26. The Rising Tide by Ann Cleeves
Loved this and gulped it down in just a few days. After the previous two reads, this felt like I was in the safe hands of an author who knew what they were doing following a police procedural formula that left me feeling like I knew where I stood as a reader. It was more plot driven and I found myself looking for every chance to get back to it.
A group of 60 something friends travel over the tidal causeway to Holy Island one October weekend, meeting up in the same location as they had every five years since their first visit on a school residential trip as teenagers. One of the group is found dead and Vera Stanhope is called upon to investigate.
This is book 10 in the Vera Stanhope series and the first one I've read. I don't think it affected my enjoyment to be jumping into an established series, but this has certainly made me more keen to go back to the start and read more of the novels. This felt evenly paced with a strong sense of place (loved the narrator's accents on audio!) and an ending that made sense. Some of the dialogue didn't quite feel realistic and some suspension of disbelief was required, but no more than I would expect in a crime novel. If you would like to read a book set in Northumberland, this is my pick of the three!

RazorstormUnicorn · 19/05/2023 17:05

Gah! Thinking Fast and Slow has been on my wishlist for ages waiting for 99p! And Under The Dome would have been great too, King doesn't seem to get reduced to 99p much.

I stopped looking daily as I was buying them quicker than I could read them, and now I feel like I missed out! I'll have to check daily and try some self control....

BestIsWest · 19/05/2023 17:31

Also gutted to miss Thinking Fast And Slow

LadybirdDaphne · 20/05/2023 04:20

Went shoe shopping, bought two pairs of shoes, then found a $1 (50p) book sale. Is this the best day ever?

50 Books Challenge 2023 Part Five
noodlezoodle · 20/05/2023 04:30

Great haul! I love Sharon Penman and especially the Plantaganet series.

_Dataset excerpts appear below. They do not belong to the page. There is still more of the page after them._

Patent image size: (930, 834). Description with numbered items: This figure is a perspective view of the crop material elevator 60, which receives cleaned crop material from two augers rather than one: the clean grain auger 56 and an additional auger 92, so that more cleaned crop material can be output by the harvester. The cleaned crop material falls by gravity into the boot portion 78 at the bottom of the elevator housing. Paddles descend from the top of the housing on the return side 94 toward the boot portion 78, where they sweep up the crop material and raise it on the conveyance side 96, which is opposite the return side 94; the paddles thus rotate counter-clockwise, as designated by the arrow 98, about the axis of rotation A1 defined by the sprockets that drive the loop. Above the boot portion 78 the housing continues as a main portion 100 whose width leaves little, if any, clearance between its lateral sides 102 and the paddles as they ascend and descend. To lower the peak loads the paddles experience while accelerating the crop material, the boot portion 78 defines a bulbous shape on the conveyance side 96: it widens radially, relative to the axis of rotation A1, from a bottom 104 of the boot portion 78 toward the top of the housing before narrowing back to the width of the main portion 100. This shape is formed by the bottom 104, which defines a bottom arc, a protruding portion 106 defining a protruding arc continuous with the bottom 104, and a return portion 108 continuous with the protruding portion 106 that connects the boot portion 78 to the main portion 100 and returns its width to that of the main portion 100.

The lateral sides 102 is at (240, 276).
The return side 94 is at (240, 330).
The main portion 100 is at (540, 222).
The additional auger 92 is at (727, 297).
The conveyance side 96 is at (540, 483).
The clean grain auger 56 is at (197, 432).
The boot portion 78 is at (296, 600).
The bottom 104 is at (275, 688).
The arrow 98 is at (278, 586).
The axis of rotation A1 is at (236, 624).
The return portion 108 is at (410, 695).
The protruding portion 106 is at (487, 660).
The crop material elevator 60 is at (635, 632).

BoldFearlessGirl · 20/05/2023 06:20

33 All Among The Barley by Melissa Harrison

Deceptively slow and gentle to begin with, this coming of age story told by a young girl, Edie Mather, begins to gather pace and address the rise of fascism between WW1 and 2, the role of women and girls in rural society and the effect of changing farming practices in this era.
I found one of the incidents at the end of the book unsurprising and one quite sadly unexpected, but I was pleased the author didn’t go for “and they all lived happily ever after”.
Some beautiful descriptions of the countryside.

nowanearlyNicemum · 20/05/2023 09:37

I also missed Thinking, fast and slow
Was wondering whether to use an audible credit on it but, when I listened to the sample, he was making reference to images (that are included in a pdf) which wouldn't work for me as an audible. @Sadik is there lots of visual content? Has anyone listened to it?